Worry Stones

Hidden away in a dresser drawer, I have a beautiful hand-made bowl that was given to me as a gift about two decades ago, from an old friend of mine, a fine woodworker. It really should not be in a dresser drawer. It should be where people can see it, and I have determined that it now will be.

I had invited my friend to Washington to climb Mount Shuksan, a glorious peak that rivals, to my mind, the Grand Teton in both its rugged profile and extraordinary dignity. It was such a pleasure to climb it with my friend. Although it was not explicitly stated, I felt that the bowl he gave me was kind of an exchange; I shared with him a sacred place, a place that I dearly love, and he shared with me an exquisite expression of his love of wood.  

Inside the bowl, also hidden from view, are a couple hundred stones. To be more specific, they are semi-precious stones that I had gathered, shaped, and polished over a few years. I intended to fashion them into jewelry, particularly earrings to adorn the lovely ears of my wife and daughters. Intended is the key word in that last sentence.

Leopardskin jasper, intricately-branched moss agates, citron with rutile inclusions, tiger’s eye and hawk’s eye, rare and lovely Biggs jasper, jade, serpentine, hematite banded with iron, rhodonite and delicate pink rhodochrosite, pearly-blue chalcedony, deep blue sodalite laced with veins of milky quartz, softly-glowing green amazonite.

I dabbled for a while in lapidary work, but never acquired the skills and expensive equipment necessary to become serious about it. To my recollection, all I ever made was earrings. When we moved to a house that didn’t have a good space for a grinding wheel, I put the unfinished stones in the wooden bowl, and that was the end of that. I’ve not worked with them since.

I rarely think about these stones. Whenever I happened to open the drawer and see them—always incidentally, while looking for something like toenail clippers—they have felt symbolic of the unfinished bits of my life. The intention I once had of turning them into jewelry has slipped, like an unreturned phone call, into oblivion.

This tendency to begin something and not to finish it is part of my nature. It manifests in so many ways: Doing the dishes, reading Tolstoy, finishing up a degree in Restoration Horticulture. Learning to build a cob house and a green roof.

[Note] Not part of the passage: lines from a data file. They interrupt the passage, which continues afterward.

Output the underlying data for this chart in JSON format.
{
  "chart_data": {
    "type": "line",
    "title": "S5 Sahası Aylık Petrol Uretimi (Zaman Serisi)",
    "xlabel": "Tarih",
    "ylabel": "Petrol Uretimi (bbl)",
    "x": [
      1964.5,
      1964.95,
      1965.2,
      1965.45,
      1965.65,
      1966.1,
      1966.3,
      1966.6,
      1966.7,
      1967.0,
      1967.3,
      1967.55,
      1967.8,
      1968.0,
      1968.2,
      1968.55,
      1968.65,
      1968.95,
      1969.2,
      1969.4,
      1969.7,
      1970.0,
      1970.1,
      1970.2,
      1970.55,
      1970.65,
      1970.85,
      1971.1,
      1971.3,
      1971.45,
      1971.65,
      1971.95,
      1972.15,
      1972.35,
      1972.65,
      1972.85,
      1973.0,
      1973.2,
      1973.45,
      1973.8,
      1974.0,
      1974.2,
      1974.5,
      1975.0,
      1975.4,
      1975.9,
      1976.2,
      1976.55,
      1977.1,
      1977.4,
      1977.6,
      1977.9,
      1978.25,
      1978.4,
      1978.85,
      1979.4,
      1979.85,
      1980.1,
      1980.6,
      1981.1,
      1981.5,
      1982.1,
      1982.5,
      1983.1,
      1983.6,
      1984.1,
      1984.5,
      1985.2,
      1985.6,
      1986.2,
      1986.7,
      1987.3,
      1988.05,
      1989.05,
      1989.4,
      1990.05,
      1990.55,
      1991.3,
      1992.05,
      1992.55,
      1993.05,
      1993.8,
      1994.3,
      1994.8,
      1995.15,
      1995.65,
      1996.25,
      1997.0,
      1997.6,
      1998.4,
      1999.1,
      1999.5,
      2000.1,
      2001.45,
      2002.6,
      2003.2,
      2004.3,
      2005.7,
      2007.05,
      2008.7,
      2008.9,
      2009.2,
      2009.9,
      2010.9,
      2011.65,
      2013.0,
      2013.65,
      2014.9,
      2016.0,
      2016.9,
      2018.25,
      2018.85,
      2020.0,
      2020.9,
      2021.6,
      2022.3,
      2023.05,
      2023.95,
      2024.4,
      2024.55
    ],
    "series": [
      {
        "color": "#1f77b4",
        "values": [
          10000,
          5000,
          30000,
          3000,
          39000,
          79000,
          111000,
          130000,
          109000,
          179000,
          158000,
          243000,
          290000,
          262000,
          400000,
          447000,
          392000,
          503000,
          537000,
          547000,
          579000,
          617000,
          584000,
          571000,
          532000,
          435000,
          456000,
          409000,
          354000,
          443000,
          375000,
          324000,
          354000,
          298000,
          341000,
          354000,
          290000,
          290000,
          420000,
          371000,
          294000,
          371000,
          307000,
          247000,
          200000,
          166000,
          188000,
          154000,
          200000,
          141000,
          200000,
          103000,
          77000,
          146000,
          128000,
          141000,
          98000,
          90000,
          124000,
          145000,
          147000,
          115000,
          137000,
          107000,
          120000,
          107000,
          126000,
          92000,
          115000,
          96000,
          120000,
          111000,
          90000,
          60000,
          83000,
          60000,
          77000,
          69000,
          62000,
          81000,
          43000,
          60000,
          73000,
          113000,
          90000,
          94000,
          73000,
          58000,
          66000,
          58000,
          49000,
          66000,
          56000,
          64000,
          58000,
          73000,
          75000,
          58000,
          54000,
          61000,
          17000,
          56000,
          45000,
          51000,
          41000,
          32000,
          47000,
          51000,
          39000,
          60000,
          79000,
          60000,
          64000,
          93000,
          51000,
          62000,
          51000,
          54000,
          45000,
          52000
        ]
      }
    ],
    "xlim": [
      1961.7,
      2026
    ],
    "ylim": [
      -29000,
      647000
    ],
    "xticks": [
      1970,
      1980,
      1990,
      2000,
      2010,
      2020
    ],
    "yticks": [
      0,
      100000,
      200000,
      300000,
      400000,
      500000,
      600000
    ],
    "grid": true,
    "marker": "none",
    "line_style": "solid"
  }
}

Grafting fruit trees, cultivating mushrooms, making stone jewelry, playing the trombone. Half-done. Half-learned.

Enough learned to know and appreciate what is possible. When I look at the bowl of stones, a little zing goes through me, a little moment of enthusiasm. What if I set up my grinder again, turned these stones into something finished? But I suspect I won’t do it. Yes, yes, I could, if only I set my mind to it. But there are so many books to (not) read first. 

Despite the fact that they never became jewelry, I don’t regret any of the time spent on those stones. Both effort and joy went into the process. I loved finding rough-cut slabs at some funky little rock shop. Rummaging through crates at estate sales. Spending the day at some obscure creek or beach looking for water-polished treasures, or chipping away at outcrops for agates.

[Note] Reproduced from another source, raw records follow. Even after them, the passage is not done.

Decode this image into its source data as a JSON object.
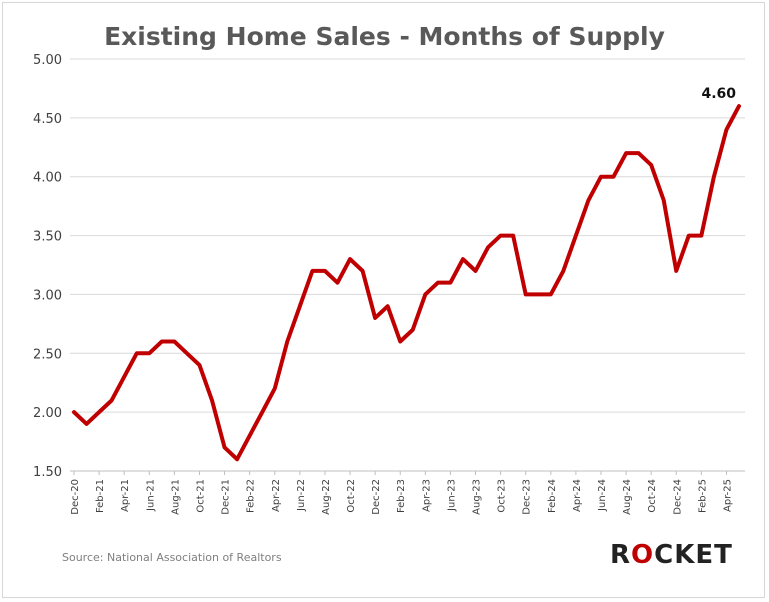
{
  "chart_data": {
    "type": "line",
    "title": "Existing Home Sales - Months of Supply",
    "xlabel": "",
    "ylabel": "",
    "ylim": [
      1.5,
      5.0
    ],
    "yticks": [
      "5.00",
      "4.50",
      "4.00",
      "3.50",
      "3.00",
      "2.50",
      "2.00",
      "1.50"
    ],
    "grid": true,
    "x": [
      "Dec-20",
      "Jan-21",
      "Feb-21",
      "Mar-21",
      "Apr-21",
      "May-21",
      "Jun-21",
      "Jul-21",
      "Aug-21",
      "Sep-21",
      "Oct-21",
      "Nov-21",
      "Dec-21",
      "Jan-22",
      "Feb-22",
      "Mar-22",
      "Apr-22",
      "May-22",
      "Jun-22",
      "Jul-22",
      "Aug-22",
      "Sep-22",
      "Oct-22",
      "Nov-22",
      "Dec-22",
      "Jan-23",
      "Feb-23",
      "Mar-23",
      "Apr-23",
      "May-23",
      "Jun-23",
      "Jul-23",
      "Aug-23",
      "Sep-23",
      "Oct-23",
      "Nov-23",
      "Dec-23",
      "Jan-24",
      "Feb-24",
      "Mar-24",
      "Apr-24",
      "May-24",
      "Jun-24",
      "Jul-24",
      "Aug-24",
      "Sep-24",
      "Oct-24",
      "Nov-24",
      "Dec-24",
      "Jan-25",
      "Feb-25",
      "Mar-25",
      "Apr-25",
      "May-25"
    ],
    "xtick_labels": [
      "Dec-20",
      "Feb-21",
      "Apr-21",
      "Jun-21",
      "Aug-21",
      "Oct-21",
      "Dec-21",
      "Feb-22",
      "Apr-22",
      "Jun-22",
      "Aug-22",
      "Oct-22",
      "Dec-22",
      "Feb-23",
      "Apr-23",
      "Jun-23",
      "Aug-23",
      "Oct-23",
      "Dec-23",
      "Feb-24",
      "Apr-24",
      "Jun-24",
      "Aug-24",
      "Oct-24",
      "Dec-24",
      "Feb-25",
      "Apr-25"
    ],
    "series": [
      {
        "color": "#c00000",
        "values": [
          2.0,
          1.9,
          2.0,
          2.1,
          2.3,
          2.5,
          2.5,
          2.6,
          2.6,
          2.5,
          2.4,
          2.1,
          1.7,
          1.6,
          1.8,
          2.0,
          2.2,
          2.6,
          2.9,
          3.2,
          3.2,
          3.1,
          3.3,
          3.2,
          2.8,
          2.9,
          2.6,
          2.7,
          3.0,
          3.1,
          3.1,
          3.3,
          3.2,
          3.4,
          3.5,
          3.5,
          3.0,
          3.0,
          3.0,
          3.2,
          3.5,
          3.8,
          4.0,
          4.0,
          4.2,
          4.2,
          4.1,
          3.8,
          3.2,
          3.5,
          3.5,
          4.0,
          4.4,
          4.6
        ]
      }
    ],
    "annotation": {
      "text": "4.60"
    }
  },
  "source": "Source: National Association of Realtors",
  "logo": {
    "text": "ROCKET",
    "accent_color": "#c00000"
  }
}
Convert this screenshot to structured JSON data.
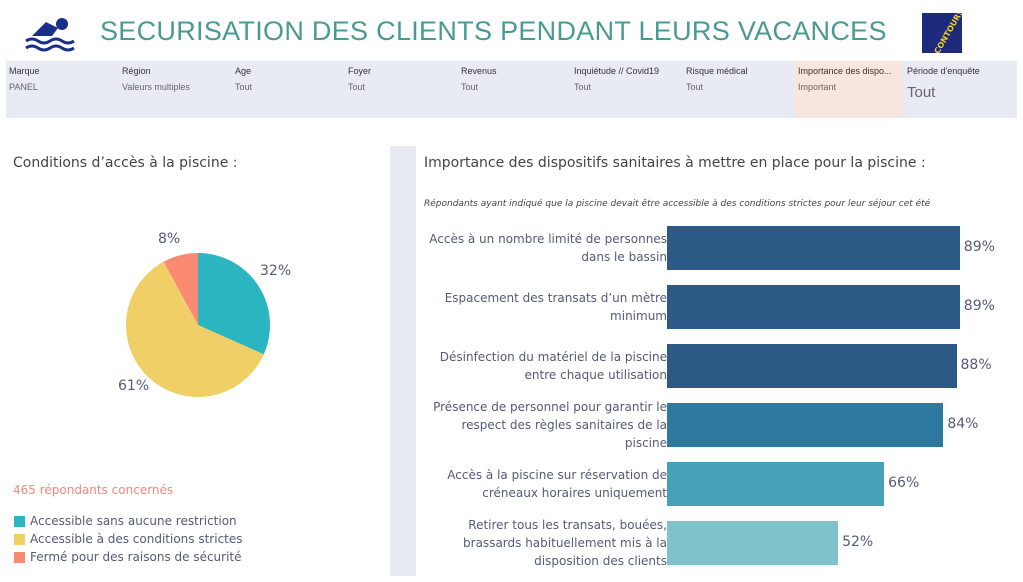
{
  "header": {
    "title": "SECURISATION DES CLIENTS PENDANT LEURS VACANCES",
    "logo_text": "CONTOURS"
  },
  "filters": [
    {
      "label": "Marque",
      "value": "PANEL"
    },
    {
      "label": "Région",
      "value": "Valeurs multiples"
    },
    {
      "label": "Age",
      "value": "Tout"
    },
    {
      "label": "Foyer",
      "value": "Tout"
    },
    {
      "label": "Revenus",
      "value": "Tout"
    },
    {
      "label": "Inquiétude // Covid19",
      "value": "Tout"
    },
    {
      "label": "Risque médical",
      "value": "Tout"
    },
    {
      "label": "Importance des dispo...",
      "value": "Important"
    },
    {
      "label": "Période d'enquête",
      "value": "Tout"
    }
  ],
  "left": {
    "title": "Conditions d’accès à la piscine :",
    "count": "465 répondants concernés"
  },
  "right": {
    "title": "Importance des dispositifs sanitaires à mettre en place pour la piscine :",
    "subtitle": "Répondants ayant indiqué que la piscine devait être accessible à des conditions strictes pour leur séjour cet été"
  },
  "chart_data": [
    {
      "type": "pie",
      "title": "Conditions d’accès à la piscine :",
      "slices": [
        {
          "label": "Accessible sans aucune restriction",
          "value": 32,
          "display": "32%",
          "color": "#2bb5c0"
        },
        {
          "label": "Accessible à des conditions strictes",
          "value": 61,
          "display": "61%",
          "color": "#f1cf67"
        },
        {
          "label": "Fermé pour des raisons de sécurité",
          "value": 8,
          "display": "8%",
          "color": "#fa8a72"
        }
      ]
    },
    {
      "type": "bar",
      "orientation": "horizontal",
      "title": "Importance des dispositifs sanitaires à mettre en place pour la piscine :",
      "xlim": [
        0,
        100
      ],
      "categories": [
        "Accès à un nombre limité de personnes dans le bassin",
        "Espacement des transats d’un mètre minimum",
        "Désinfection du matériel de la piscine entre chaque utilisation",
        "Présence de personnel pour garantir le respect des règles sanitaires de la piscine",
        "Accès à la piscine sur réservation de créneaux horaires uniquement",
        "Retirer tous les transats, bouées, brassards habituellement mis à la disposition des clients"
      ],
      "values": [
        89,
        89,
        88,
        84,
        66,
        52
      ],
      "labels": [
        "89%",
        "89%",
        "88%",
        "84%",
        "66%",
        "52%"
      ],
      "colors": [
        "#2c5985",
        "#2c5985",
        "#2c5985",
        "#2e79a0",
        "#44a1b8",
        "#80c2cb"
      ]
    }
  ]
}
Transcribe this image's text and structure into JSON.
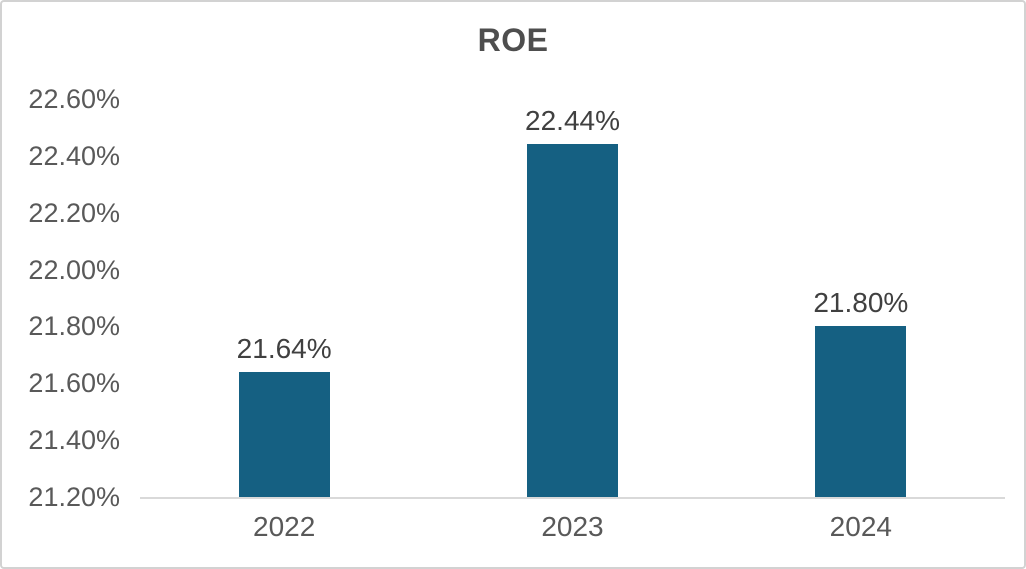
{
  "chart_data": {
    "type": "bar",
    "title": "ROE",
    "categories": [
      "2022",
      "2023",
      "2024"
    ],
    "values": [
      21.64,
      22.44,
      21.8
    ],
    "data_labels": [
      "21.64%",
      "22.44%",
      "21.80%"
    ],
    "y_ticks": [
      "22.60%",
      "22.40%",
      "22.20%",
      "22.00%",
      "21.80%",
      "21.60%",
      "21.40%",
      "21.20%"
    ],
    "y_tick_values": [
      22.6,
      22.4,
      22.2,
      22.0,
      21.8,
      21.6,
      21.4,
      21.2
    ],
    "ylim": [
      21.2,
      22.6
    ],
    "y_step": 0.2,
    "xlabel": "",
    "ylabel": "",
    "grid": false,
    "legend": "none",
    "colors": {
      "bar": "#156082",
      "axis_line": "#D9D9D9",
      "axis_text": "#595959",
      "data_label_text": "#404040",
      "title_text": "#4E4E4E",
      "border": "#D2D2D2",
      "background": "#FFFFFF"
    }
  }
}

And then the pleasure of finding just the perfect little square inch of beauty in the stone that I could chisel out, then grind into the shape I wanted, then polish until it shimmered. It was an activity I could get lost in, an activity that kept me in the moment and quieted the mind. In this way, it was like making music, or shaping a poem, or climbing a cliff.

Maybe at some point I will actually make a few more pairs of earrings. The rest of the stones I may just give away, unfinished. They serve no practical purpose. I guess you could put one in your pocket and rub it. See what it does for you. Throughout history, people in many cultures invested stones with symbolic meaning.

According to Wikipedia, worry stones are “smooth, polished gemstones, usually in the shape of an oval with a thumb-sized indentation, used for relaxation or anxiety relief. The smoothness of the stone is most often created naturally by running water. The size of a worry stone is often about half the size of a silver dollar coin…”

This use of the stone is reminiscent of many ancient beliefs about stones conferring certain powers or protections upon those who are adorned with them. I don’t know about that. But I do know that working with these stones did my spirit some good, in much the same way that growing a garden and keeping bees does my spirit good.

Making money from the sale of jewelry was never the goal. In fact, making the jewelry was never even the goal. What was the goal? I suppose I don’t really know, but it’s sort of like this: I remember the way my dog Rosie, who has moved on now, would gnaw at a bone for hours, lost to everything but the visceral pleasure of crunching on a pig’s knuckle.

A dog who worries at a bone has not a care in the world. When I was hunched over a work bench, chipping away at a hunk of stone, there was no room in my mind for anxiety about the future, or disappointment with myself, or gripes aimed at the Creator.

A dog “worries at a bone,” we say. Funny that this word worry applies to both a mental state of anxiety and the verb that can also describe what we do (or at least what I do) to banish it. Maybe the stones in this gorgeous little bowl are worry stones. A way to calm the spirit. 

A kind of pig’s knuckle. The mineral manifestation of prayer. A way to feel connected to the earth. A way to pay attention. A way to show gratitude.